El Port de la Selva – Puerto de la Selva
Liegeplätze und Versorgung im Port de la Selva
Der Port de la Selva liegt tief in einer Bucht an der Nordseite des Cap de Creus. Fischerei, Ausflugsverkehr und Freizeitboote nutzen getrennte Bereiche des kommunalen beziehungsweise katalanischen Hafens. Eine aktuelle, verlässliche Gesamt- und Gastplatzanzahl wird in den öffentlich erreichbaren Betreiberinformationen nicht klar ausgewiesen. Platz, Länge und Tiefgang sind deshalb direkt bei der Hafenverwaltung zu bestätigen.
Wasser und Strom sind an den Sportbootstegen üblich, doch Anschlusswerte und Ausstattung jedes Platzes werden nicht vollständig in einer aktuellen öffentlichen Serviceliste beschrieben. Gleiches gilt für den Sanitär-Bereich mit Duschen und Toiletten. Zugang, Öffnungszeiten und mögliche Schlüsselregelung erteilt das Hafenbüro.
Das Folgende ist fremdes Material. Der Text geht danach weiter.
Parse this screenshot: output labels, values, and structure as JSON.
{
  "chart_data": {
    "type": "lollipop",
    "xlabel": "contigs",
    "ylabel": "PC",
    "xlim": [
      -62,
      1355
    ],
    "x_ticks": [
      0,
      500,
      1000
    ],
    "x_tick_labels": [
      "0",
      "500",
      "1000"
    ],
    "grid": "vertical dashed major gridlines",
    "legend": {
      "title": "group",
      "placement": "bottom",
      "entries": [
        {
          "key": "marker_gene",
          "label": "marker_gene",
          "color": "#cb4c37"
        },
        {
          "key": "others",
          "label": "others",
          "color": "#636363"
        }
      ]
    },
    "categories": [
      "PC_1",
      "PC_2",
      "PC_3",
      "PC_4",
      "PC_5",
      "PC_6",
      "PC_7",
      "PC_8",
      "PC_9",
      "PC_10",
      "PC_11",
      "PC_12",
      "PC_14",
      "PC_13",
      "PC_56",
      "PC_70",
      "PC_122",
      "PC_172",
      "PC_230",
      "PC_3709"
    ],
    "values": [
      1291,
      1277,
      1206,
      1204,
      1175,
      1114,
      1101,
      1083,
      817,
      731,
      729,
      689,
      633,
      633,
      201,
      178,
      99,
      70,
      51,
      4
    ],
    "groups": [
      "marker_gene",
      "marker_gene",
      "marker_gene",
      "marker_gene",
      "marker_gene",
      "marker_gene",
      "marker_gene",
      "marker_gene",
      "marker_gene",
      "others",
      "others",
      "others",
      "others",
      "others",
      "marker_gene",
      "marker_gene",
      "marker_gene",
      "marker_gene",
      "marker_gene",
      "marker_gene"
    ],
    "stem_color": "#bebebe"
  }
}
Der Ortskern mit Lebensmitteln und Gastronomie beginnt direkt am Hafen.
Eine Tankstelle beziehungsweise Kraftstoffversorgung ist im Hafenbereich dokumentiert; aktuelle Sorten, Betriebszeiten und Zufahrt müssen vor der Ankunft geprüft werden. Eine jederzeit verfügbare feste Pumpe für Schwarz-, Grau- oder Bilgenwasser ist in den aktuellen öffentlichen Angaben nicht eindeutig bestätigt. Entsorgung und Annahme von Altöl oder technischen Abfällen müssen daher mit dem Personal abgestimmt werden.
Für kleinere Arbeiten gibt es eine technische Hafenfläche und örtliche nautische Betriebe. Eine belastbare aktuelle Traglast von Travelift oder Kran ist öffentlich nicht klar ausgewiesen. Heben, Landlager und Reparaturen sind deshalb nur nach individueller Termin- und Maßbestätigung einzuplanen. Parkraum im kompakten Ort ist begrenzt und wird im Sommer auch von Strand- und Wanderbesuchern genutzt.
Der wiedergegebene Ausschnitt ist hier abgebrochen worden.